This project consists of hardware files and software for a coin-battery operated laser tester that fits in a MiniDisk case.
Schematics, BOM and PCB layout files are available in the hardware directory.
This is the nerdy bit, feel free to skip ahead.
The heart of this device is a silicon PIN photodiode (BPW34) operated in reverse-biased mode, which generates current proportional to light intensity. The MiniDisc standard uses 780nm near-infrared laser source for both playback (using the magneto-optic Kerr effect) and recording (for heating up the disc to its Curie temperature). The output power spans between 0.5 and 9mW, depending on the device.
The selected photodiode has approx. 95% spectral sensitivity at 780nm. The reverse voltage of 3V from a manganese-dioxide lithium battery and load resistance of 1k Ohm allows for a linear response up to 5.5mW as given by:
Psat = (0.3 + VR)/RL * S where VR is the reverse voltage [2.9 V], S is the photosensitivity at 780nm [0.58 A/W] and RL is the load resistance [1000 Ohm]. Photodiode series resistance is disregarded.
High correlation between the photodiode readout (10b referenced to Vdd) and the device refPw setting (in decimal) is achieved:
Shorter fragments of this polynomial (around 0.5-1mW for LrefPw/HrefPw and 4.5-5.5mW for WritPW) can be approximated with a linear regression.

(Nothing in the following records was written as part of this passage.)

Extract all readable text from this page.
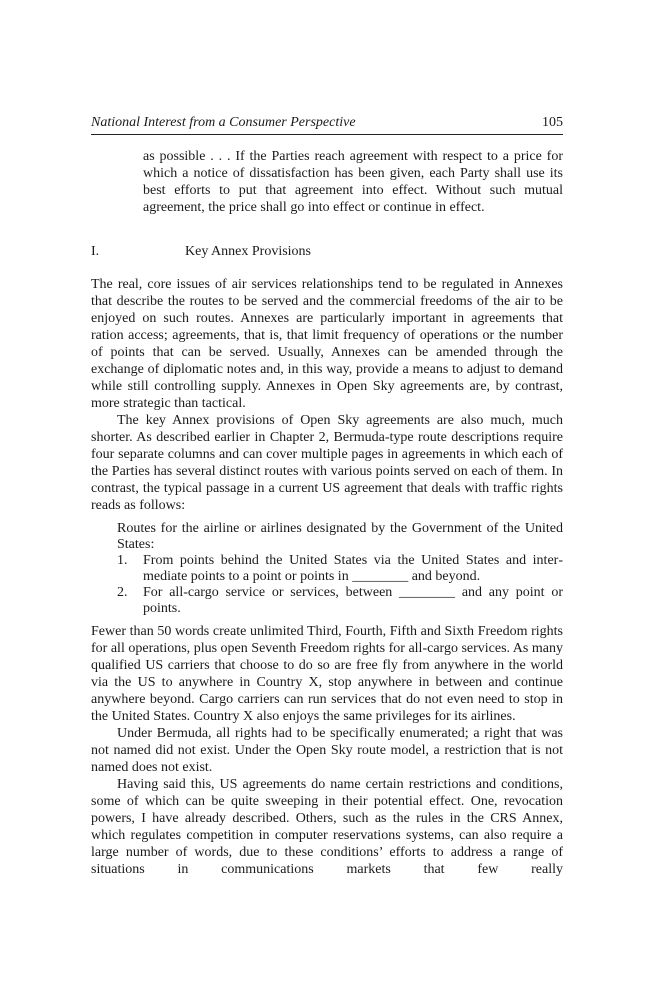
National Interest from a Consumer Perspective	105
as possible . . . If the Parties reach agreement with respect to a price for which a notice of dissatisfaction has been given, each Party shall use its best efforts to put that agreement into effect. Without such mutual agreement, the price shall go into effect or continue in effect.
I.	Key Annex Provisions

The real, core issues of air services relationships tend to be regulated in Annexes that describe the routes to be served and the commercial freedoms of the air to be enjoyed on such routes. Annexes are particularly important in agreements that ration access; agreements, that is, that limit frequency of operations or the number of points that can be served. Usually, Annexes can be amended through the exchange of diplomatic notes and, in this way, provide a means to adjust to demand while still controlling supply. Annexes in Open Sky agreements are, by contrast, more strategic than tactical.

The key Annex provisions of Open Sky agreements are also much, much shorter. As described earlier in Chapter 2, Bermuda-type route descriptions require four separate columns and can cover multiple pages in agreements in which each of the Parties has several distinct routes with various points served on each of them. In contrast, the typical passage in a current US agreement that deals with traffic rights reads as follows:

Routes for the airline or airlines designated by the Government of the United States:
1.	From points behind the United States via the United States and intermediate points to a point or points in ________ and beyond.
2.	For all-cargo service or services, between ________ and any point or points.

Fewer than 50 words create unlimited Third, Fourth, Fifth and Sixth Freedom rights for all operations, plus open Seventh Freedom rights for all-cargo services. As many qualified US carriers that choose to do so are free fly from anywhere in the world via the US to anywhere in Country X, stop anywhere in between and continue anywhere beyond. Cargo carriers can run services that do not even need to stop in the United States. Country X also enjoys the same privileges for its airlines.

Under Bermuda, all rights had to be specifically enumerated; a right that was not named did not exist. Under the Open Sky route model, a restriction that is not named does not exist.

Having said this, US agreements do name certain restrictions and conditions, some of which can be quite sweeping in their potential effect. One, revocation powers, I have already described. Others, such as the rules in the CRS Annex, which regulates competition in computer reservations systems, can also require a large number of words, due to these conditions’ efforts to address a range of situations in communications markets that few really
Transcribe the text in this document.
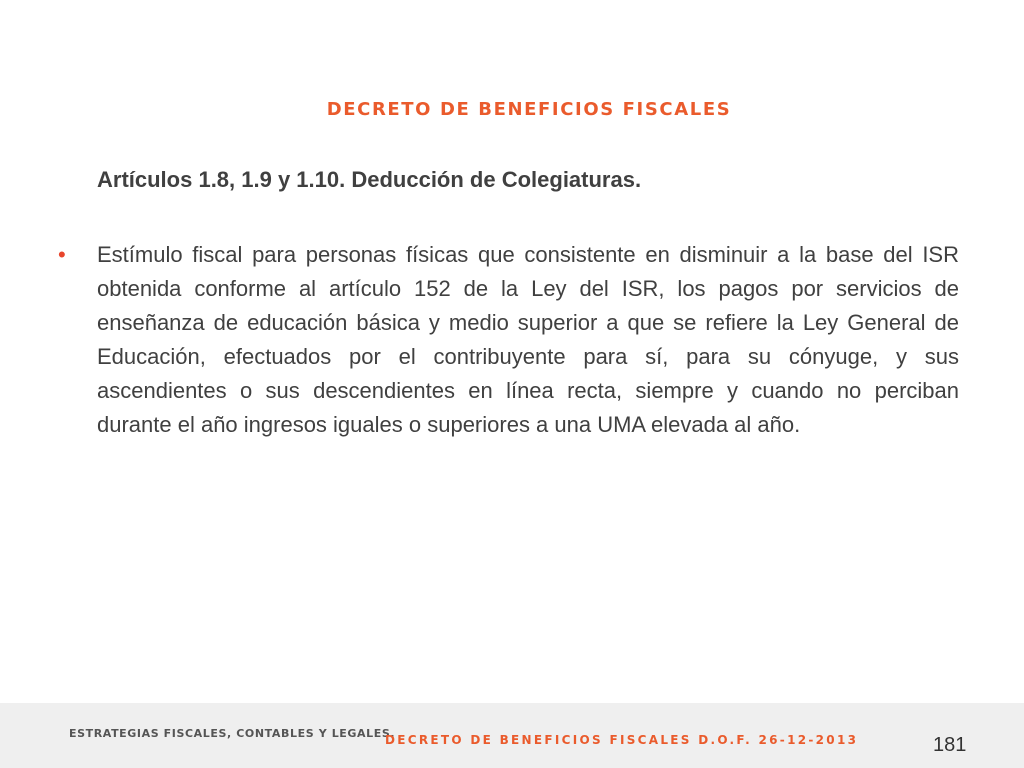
DECRETO DE BENEFICIOS FISCALES
Artículos 1.8, 1.9 y 1.10. Deducción de Colegiaturas.
• Estímulo fiscal para personas físicas que consistente en disminuir a la base del ISR obtenida conforme al artículo 152 de la Ley del ISR, los pagos por servicios de enseñanza de educación básica y medio superior a que se refiere la Ley General de Educación, efectuados por el contribuyente para sí, para su cónyuge, y sus ascendientes o sus descendientes en línea recta, siempre y cuando no perciban durante el año ingresos iguales o superiores a una UMA elevada al año.

ESTRATEGIAS FISCALES, CONTABLES Y LEGALES.
DECRETO DE BENEFICIOS FISCALES D.O.F. 26-12-2013	181
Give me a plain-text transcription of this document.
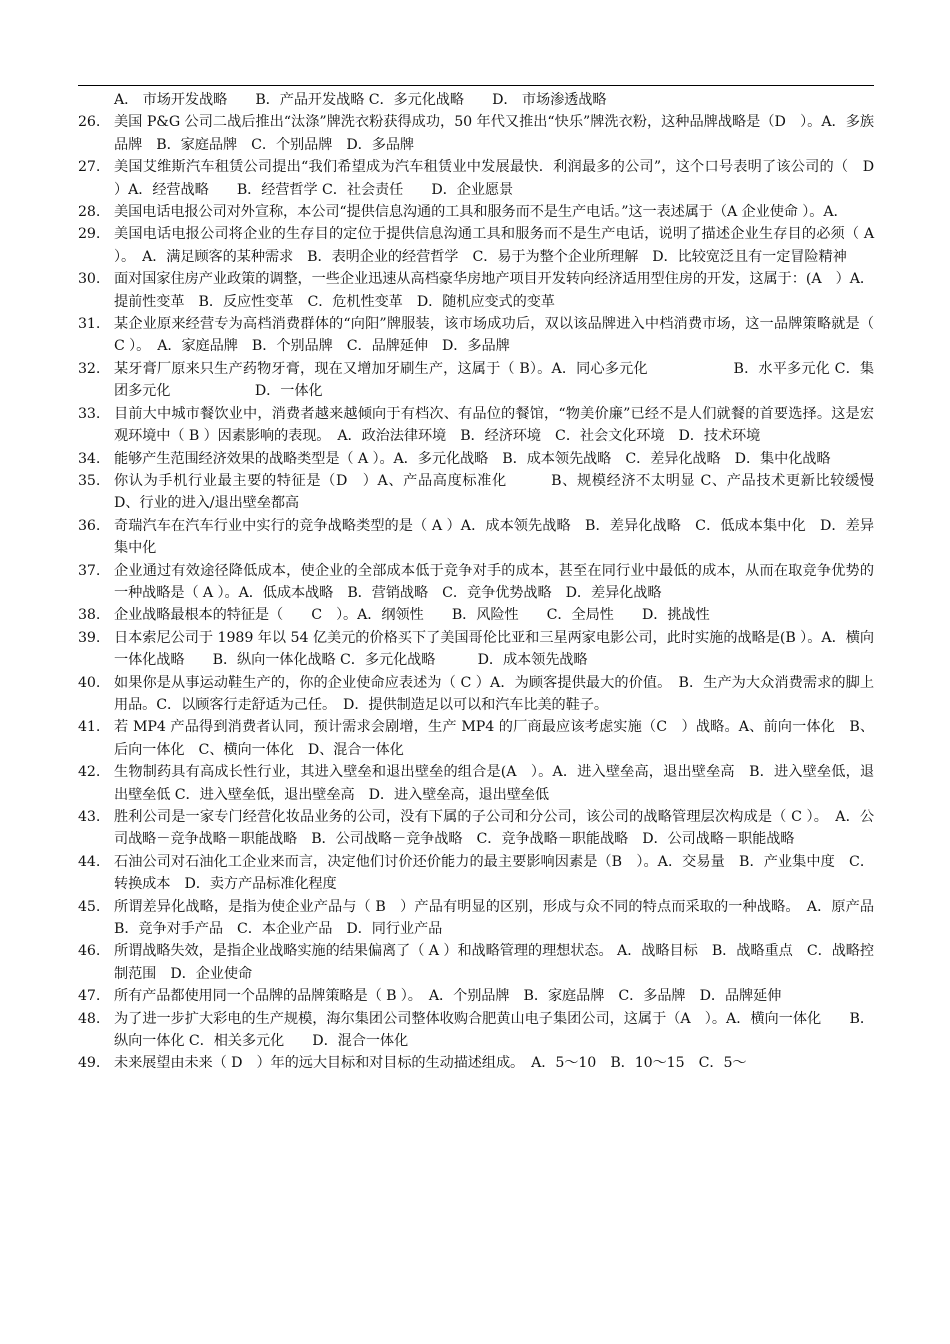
A． 市场开发战略　　B．产品开发战略 C．多元化战略　　D． 市场渗透战略
26. 美国 P&G 公司二战后推出“汰涤”牌洗衣粉获得成功，50 年代又推出“快乐”牌洗衣粉，这种品牌战略是（D　）。A．多族品牌　B．家庭品牌　C．个别品牌　D．多品牌
27. 美国艾维斯汽车租赁公司提出“我们希望成为汽车租赁业中发展最快．利润最多的公司”，这个口号表明了该公司的（　D　　）A．经营战略　　B．经营哲学 C．社会责任　　D．企业愿景
28. 美国电话电报公司对外宣称，本公司“提供信息沟通的工具和服务而不是生产电话。”这一表述属于（A 企业使命 ）。A．
29. 美国电话电报公司将企业的生存目的定位于提供信息沟通工具和服务而不是生产电话，说明了描述企业生存目的必须（ A ）。　A．满足顾客的某种需求　B．表明企业的经营哲学　C．易于为整个企业所理解　D．比较宽泛且有一定冒险精神
30. 面对国家住房产业政策的调整，一些企业迅速从高档豪华房地产项目开发转向经济适用型住房的开发，这属于：(A　）A．提前性变革　B．反应性变革　C．危机性变革　D．随机应变式的变革
31. 某企业原来经营专为高档消费群体的“向阳”牌服装，该市场成功后，双以该品牌进入中档消费市场，这一品牌策略就是（ C ）。　A．家庭品牌　B．个别品牌　C．品牌延伸　D．多品牌
32. 某牙膏厂原来只生产药物牙膏，现在又增加牙刷生产，这属于（ B）。A．同心多元化　　　　　　B．水平多元化 C．集团多元化　　　　　　D．一体化
33. 目前大中城市餐饮业中，消费者越来越倾向于有档次、有品位的餐馆，“物美价廉”已经不是人们就餐的首要选择。这是宏观环境中（ B ）因素影响的表现。　A．政治法律环境　B．经济环境　C．社会文化环境　D．技术环境
34. 能够产生范围经济效果的战略类型是（ A ）。A．多元化战略　B．成本领先战略　C．差异化战略　D．集中化战略
35. 你认为手机行业最主要的特征是（D　）A、产品高度标准化　　　B、规模经济不太明显 C、产品技术更新比较缓慢　D、行业的进入/退出壁垒都高
36. 奇瑞汽车在汽车行业中实行的竞争战略类型的是（ A ）A．成本领先战略　B．差异化战略　C．低成本集中化　D．差异集中化
37. 企业通过有效途径降低成本，使企业的全部成本低于竞争对手的成本，甚至在同行业中最低的成本，从而在取竞争优势的一种战略是（ A ）。A．低成本战略　B．营销战略　C．竞争优势战略　D．差异化战略
38. 企业战略最根本的特征是（　　C　）。A．纲领性　　B．风险性　　C．全局性　　D．挑战性
39. 日本索尼公司于 1989 年以 54 亿美元的价格买下了美国哥伦比亚和三星两家电影公司，此时实施的战略是(B ）。A．横向一体化战略　　B．纵向一体化战略 C．多元化战略　　　D．成本领先战略
40. 如果你是从事运动鞋生产的，你的企业使命应表述为（ C ）A．为顾客提供最大的价值。　B．生产为大众消费需求的脚上用品。C．以顾客行走舒适为己任。　D．提供制造足以可以和汽车比美的鞋子。
41. 若 MP4 产品得到消费者认同，预计需求会剧增，生产 MP4 的厂商最应该考虑实施（C　）战略。A、前向一体化　B、后向一体化　C、横向一体化　D、混合一体化
42. 生物制药具有高成长性行业，其进入壁垒和退出壁垒的组合是(A　）。A．进入壁垒高，退出壁垒高　B．进入壁垒低，退出壁垒低 C．进入壁垒低，退出壁垒高　D．进入壁垒高，退出壁垒低
43. 胜利公司是一家专门经营化妆品业务的公司，没有下属的子公司和分公司，该公司的战略管理层次构成是（ C ）。　A．公司战略－竞争战略－职能战略　B．公司战略－竞争战略　C．竞争战略－职能战略　D．公司战略－职能战略
44. 石油公司对石油化工企业来而言，决定他们讨价还价能力的最主要影响因素是（B　）。A．交易量　B．产业集中度　C．转换成本　D．卖方产品标准化程度
45. 所谓差异化战略，是指为使企业产品与（ B　）产品有明显的区别，形成与众不同的特点而采取的一种战略。　A．原产品　B．竞争对手产品　C．本企业产品　D．同行业产品
46. 所谓战略失效，是指企业战略实施的结果偏离了（ A ）和战略管理的理想状态。 A．战略目标　B．战略重点　C．战略控制范围　D．企业使命
47. 所有产品都使用同一个品牌的品牌策略是（ B ）。　A．个别品牌　B．家庭品牌　C．多品牌　D．品牌延伸
48. 为了进一步扩大彩电的生产规模，海尔集团公司整体收购合肥黄山电子集团公司，这属于（A　）。A．横向一体化　　B．纵向一体化 C．相关多元化　　D．混合一体化
49. 未来展望由未来（ D　）年的远大目标和对目标的生动描述组成。　A．5～10　B．10～15　C．5～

To discount the effect of battery voltage dropping as it discharges, internal voltage reference of 1.1V is used for LrefPw/HrefPw. For WritPw, the whole range of Vdd is used. The setting of WritPw does not require a high precision.
Each device comes with a calibration factor saved in user_row area of the EEPROM which is protected from accidental chip erase. This calibration factor (by default 100%) accounts for differences between components, photodiode alignment and assembly in the minidisc case. It is taken into account when calculating LrefPw and HrefPw.
The firmware of the microcontroller is configured with a BOD of ~2.6V which prevents the device from running on a discharged battery.